Byron Leftwich has been benched. Josh Johnson is the new starting quarterback in Tampa Bay. Yeah, it’s that bad.
…How bad, you ask? The Buccaneers had 86 yards of net offense on Sunday. It might be time to put the blaze orange uniforms back on.
Aaron Rodgers has already been sacked 12 times. That’s on pace for 48 sacks this season.
Were the Titans really 13-3 last year?
Come to think of it, did the Panthers really win 12 games last year?
On Monday night Bo$$ Hogg was shown in his owner’s box approximately three times per quarter. How much do you suppose he pays ESPN for those close-up shots?
Eagles tight end Brent Celek has had 104 yards receiving in each of the last two weeks. He’s in love with Kevin Kolb.
Speaking of Kevin Kolb, he has thrown for over 300 yards in his first two NFL starts. No other player has done that in NFL history.
Jets WR David Clowney was benched this week after Tweeting he was upset for not getting more targets. Um…who is David Clowney?
I won’t gloat about Favre’s game winning touchdown… but I could.
Believe it or not, Willis McGahee already has a league leading six total touchdowns this season. He had seven in all of 2008.
Hey, did you hear that T.O. didn’t catch a pass on Sunday?
Mike Wallace led the Steelers in receiving. Yeah, Mike Wallace. No wonder the Steelers lost to the Bengals.
This has become a weekly thing, but here I go again… JaMarcus Russell: 12 of 21, 60 yards passing, 2 INTs. How can he be so bad? How can he keep his starting job? I don’t care how much he’s getting paid, he's killing the Raiders.
Chad Pennington is done for the year. At least now he doesn’t have to worry about getting benched.
Vincent Jackson has the second -most receiving yards in the league as of week 3. Jerricho Cotchery has the third-most. Don’t tell me you saw that coming.

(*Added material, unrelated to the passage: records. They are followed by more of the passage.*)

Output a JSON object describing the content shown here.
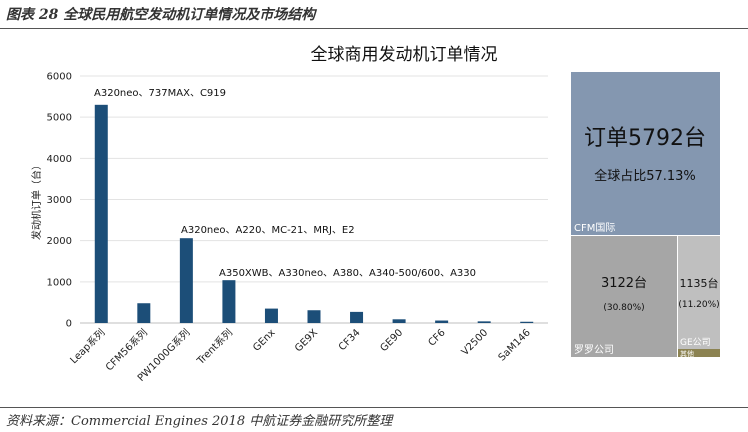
{
  "header": {
    "caption": "图表 28 全球民用航空发动机订单情况及市场结构"
  },
  "footer": {
    "source": "资料来源：Commercial Engines 2018 中航证券金融研究所整理"
  },
  "colors": {
    "bar": "#1c4e78",
    "cfm": "#8497b0",
    "rr": "#a6a6a6",
    "ge": "#bfbfbf",
    "other": "#8c8352"
  },
  "chart_data": [
    {
      "type": "bar",
      "title": "全球商用发动机订单情况",
      "ylabel": "发动机订单（台）",
      "xlabel": "",
      "ylim": [
        0,
        6000
      ],
      "yticks": [
        "0",
        "1000",
        "2000",
        "3000",
        "4000",
        "5000",
        "6000"
      ],
      "categories": [
        "Leap系列",
        "CFM56系列",
        "PW1000G系列",
        "Trent系列",
        "GEnx",
        "GE9X",
        "CF34",
        "GE90",
        "CF6",
        "V2500",
        "SaM146"
      ],
      "values": [
        5300,
        480,
        2060,
        1040,
        350,
        310,
        270,
        90,
        60,
        40,
        30
      ],
      "grid": true,
      "annotations": [
        {
          "category": "Leap系列",
          "text": "A320neo、737MAX、C919"
        },
        {
          "category": "PW1000G系列",
          "text": "A320neo、A220、MC-21、MRJ、E2"
        },
        {
          "category": "Trent系列",
          "text": "A350XWB、A330neo、A380、A340-500/600、A330"
        }
      ]
    },
    {
      "type": "treemap",
      "items": [
        {
          "name": "CFM国际",
          "label": "订单5792台",
          "share": "全球占比57.13%"
        },
        {
          "name": "罗罗公司",
          "label": "3122台",
          "share": "(30.80%)"
        },
        {
          "name": "GE公司",
          "label": "1135台",
          "share": "(11.20%)"
        },
        {
          "name": "其他",
          "label": "",
          "share": ""
        }
      ]
    }
  ]
}
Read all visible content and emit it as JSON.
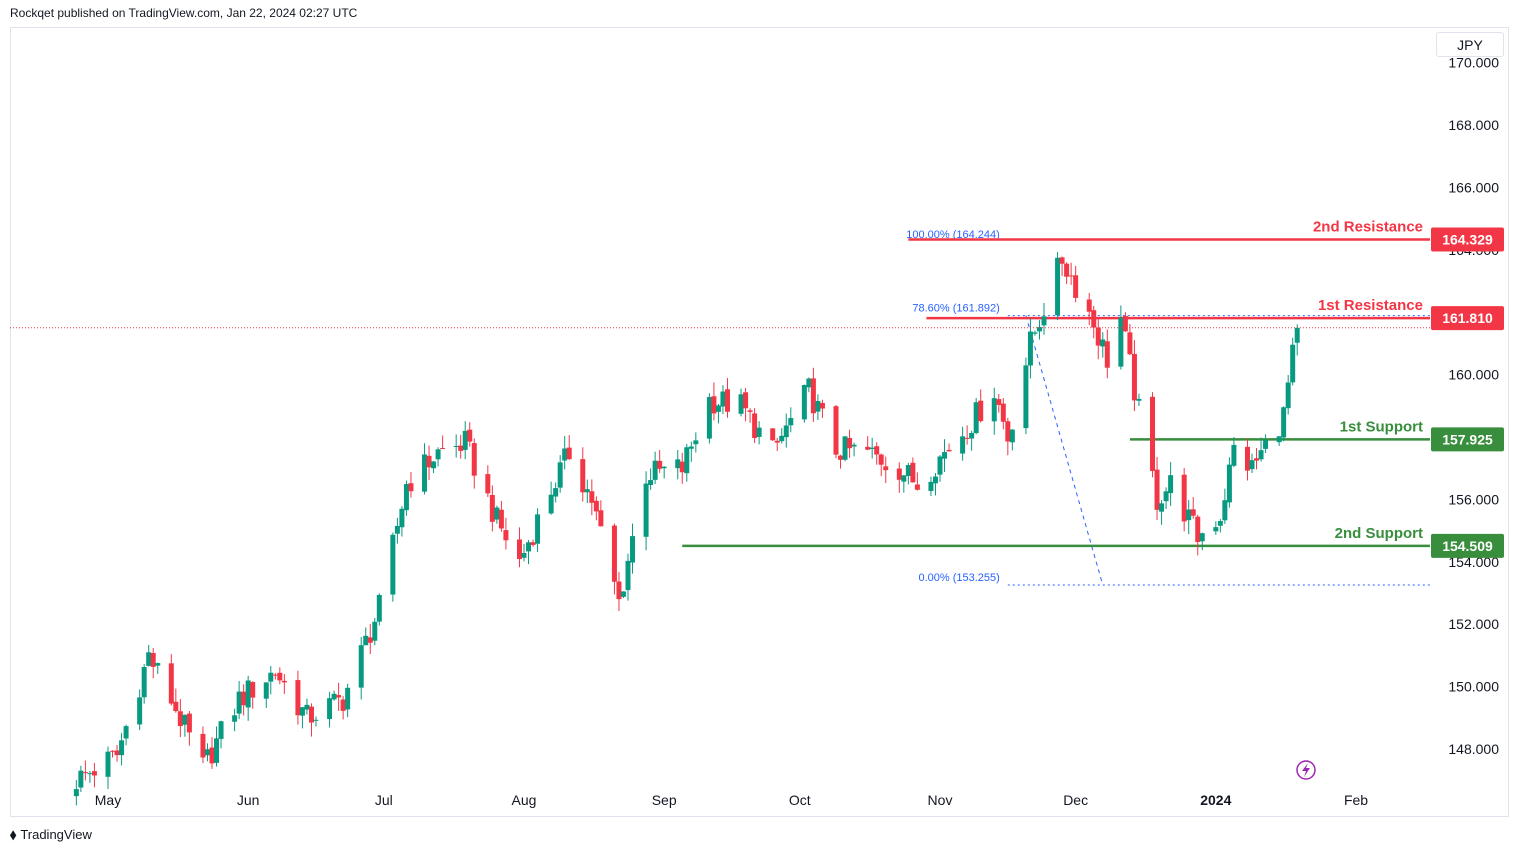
{
  "caption": "Rockqet published on TradingView.com, Jan 22, 2024 02:27 UTC",
  "currency": "JPY",
  "footer_brand": "TradingView",
  "colors": {
    "up": "#089981",
    "down": "#f23645",
    "support": "#388e3c",
    "resistance": "#f23645",
    "fib": "#2962ff"
  },
  "chart_data": {
    "type": "candlestick",
    "title": "",
    "ylim": [
      146.5,
      171.0
    ],
    "y_ticks": [
      "148.000",
      "150.000",
      "152.000",
      "154.000",
      "156.000",
      "158.000",
      "160.000",
      "162.000",
      "164.000",
      "166.000",
      "168.000",
      "170.000"
    ],
    "x_ticks": [
      {
        "label": "May",
        "date": "2023-05-01",
        "bold": false
      },
      {
        "label": "Jun",
        "date": "2023-06-01",
        "bold": false
      },
      {
        "label": "Jul",
        "date": "2023-07-01",
        "bold": false
      },
      {
        "label": "Aug",
        "date": "2023-08-01",
        "bold": false
      },
      {
        "label": "Sep",
        "date": "2023-09-01",
        "bold": false
      },
      {
        "label": "Oct",
        "date": "2023-10-01",
        "bold": false
      },
      {
        "label": "Nov",
        "date": "2023-11-01",
        "bold": false
      },
      {
        "label": "Dec",
        "date": "2023-12-01",
        "bold": false
      },
      {
        "label": "2024",
        "date": "2024-01-01",
        "bold": true
      },
      {
        "label": "Feb",
        "date": "2024-02-01",
        "bold": false
      }
    ],
    "date_range": [
      "2023-04-24",
      "2024-01-19"
    ],
    "anchors": [
      {
        "date": "2023-04-24",
        "close": 147.0
      },
      {
        "date": "2023-05-03",
        "close": 147.8
      },
      {
        "date": "2023-05-10",
        "close": 151.0
      },
      {
        "date": "2023-05-15",
        "close": 149.6
      },
      {
        "date": "2023-05-22",
        "close": 147.4
      },
      {
        "date": "2023-05-30",
        "close": 149.6
      },
      {
        "date": "2023-06-07",
        "close": 150.5
      },
      {
        "date": "2023-06-14",
        "close": 149.0
      },
      {
        "date": "2023-06-22",
        "close": 149.6
      },
      {
        "date": "2023-06-30",
        "close": 152.5
      },
      {
        "date": "2023-07-06",
        "close": 156.5
      },
      {
        "date": "2023-07-13",
        "close": 157.5
      },
      {
        "date": "2023-07-19",
        "close": 157.8
      },
      {
        "date": "2023-07-26",
        "close": 155.3
      },
      {
        "date": "2023-07-31",
        "close": 154.0
      },
      {
        "date": "2023-08-07",
        "close": 156.3
      },
      {
        "date": "2023-08-11",
        "close": 157.5
      },
      {
        "date": "2023-08-16",
        "close": 156.0
      },
      {
        "date": "2023-08-22",
        "close": 152.7
      },
      {
        "date": "2023-08-28",
        "close": 156.8
      },
      {
        "date": "2023-09-05",
        "close": 157.0
      },
      {
        "date": "2023-09-11",
        "close": 159.2
      },
      {
        "date": "2023-09-18",
        "close": 159.0
      },
      {
        "date": "2023-09-25",
        "close": 157.5
      },
      {
        "date": "2023-10-03",
        "close": 159.5
      },
      {
        "date": "2023-10-09",
        "close": 157.6
      },
      {
        "date": "2023-10-16",
        "close": 157.5
      },
      {
        "date": "2023-10-23",
        "close": 157.0
      },
      {
        "date": "2023-10-27",
        "close": 156.5
      },
      {
        "date": "2023-11-02",
        "close": 157.5
      },
      {
        "date": "2023-11-08",
        "close": 158.5
      },
      {
        "date": "2023-11-13",
        "close": 159.5
      },
      {
        "date": "2023-11-16",
        "close": 158.0
      },
      {
        "date": "2023-11-21",
        "close": 161.0
      },
      {
        "date": "2023-11-28",
        "close": 163.7
      },
      {
        "date": "2023-12-04",
        "close": 162.0
      },
      {
        "date": "2023-12-08",
        "close": 160.5
      },
      {
        "date": "2023-12-11",
        "close": 161.8
      },
      {
        "date": "2023-12-14",
        "close": 159.5
      },
      {
        "date": "2023-12-19",
        "close": 156.0
      },
      {
        "date": "2023-12-22",
        "close": 156.5
      },
      {
        "date": "2023-12-28",
        "close": 154.8
      },
      {
        "date": "2024-01-02",
        "close": 155.5
      },
      {
        "date": "2024-01-05",
        "close": 157.6
      },
      {
        "date": "2024-01-09",
        "close": 157.0
      },
      {
        "date": "2024-01-12",
        "close": 157.7
      },
      {
        "date": "2024-01-16",
        "close": 158.7
      },
      {
        "date": "2024-01-19",
        "close": 161.5
      }
    ],
    "last_price": 161.5,
    "levels": [
      {
        "label": "2nd Resistance",
        "value": 164.329,
        "tag": "164.329",
        "kind": "resistance",
        "from_date": "2023-10-25"
      },
      {
        "label": "1st Resistance",
        "value": 161.81,
        "tag": "161.810",
        "kind": "resistance",
        "from_date": "2023-10-29"
      },
      {
        "label": "1st Support",
        "value": 157.925,
        "tag": "157.925",
        "kind": "support",
        "from_date": "2023-12-13"
      },
      {
        "label": "2nd Support",
        "value": 154.509,
        "tag": "154.509",
        "kind": "support",
        "from_date": "2023-09-05"
      }
    ],
    "fib": [
      {
        "label": "100.00% (164.244)",
        "value": 164.244
      },
      {
        "label": "78.60% (161.892)",
        "value": 161.892
      },
      {
        "label": "0.00% (153.255)",
        "value": 153.255
      }
    ]
  }
}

Tim Hightower and Beanie Wells have four fumbles between them in the first three games of the year. Edgerrin James doesn’t look so bad now, does he?
Jake Delhomme wishes there was a subcategory for interceptions: “receiver ran wrong route.”
In their respective games, Cleveland and Tennessee each turned the ball over four times. There’s a reason why both are 0-3.
I’m thinking the Cardinals front office should not even pay their defensive players for week 3.
Maurice Jones-Drew finally got it going with 147 total yards and three touchdowns. And the Jaguars won. Coincidence?
And the "Hail Mary"…
Dear Mass Media: Believe it or not, Tim Tebow is NOT the first player to receive snot bubble in a football game. Honestly, it’s happened before. Can we move on now?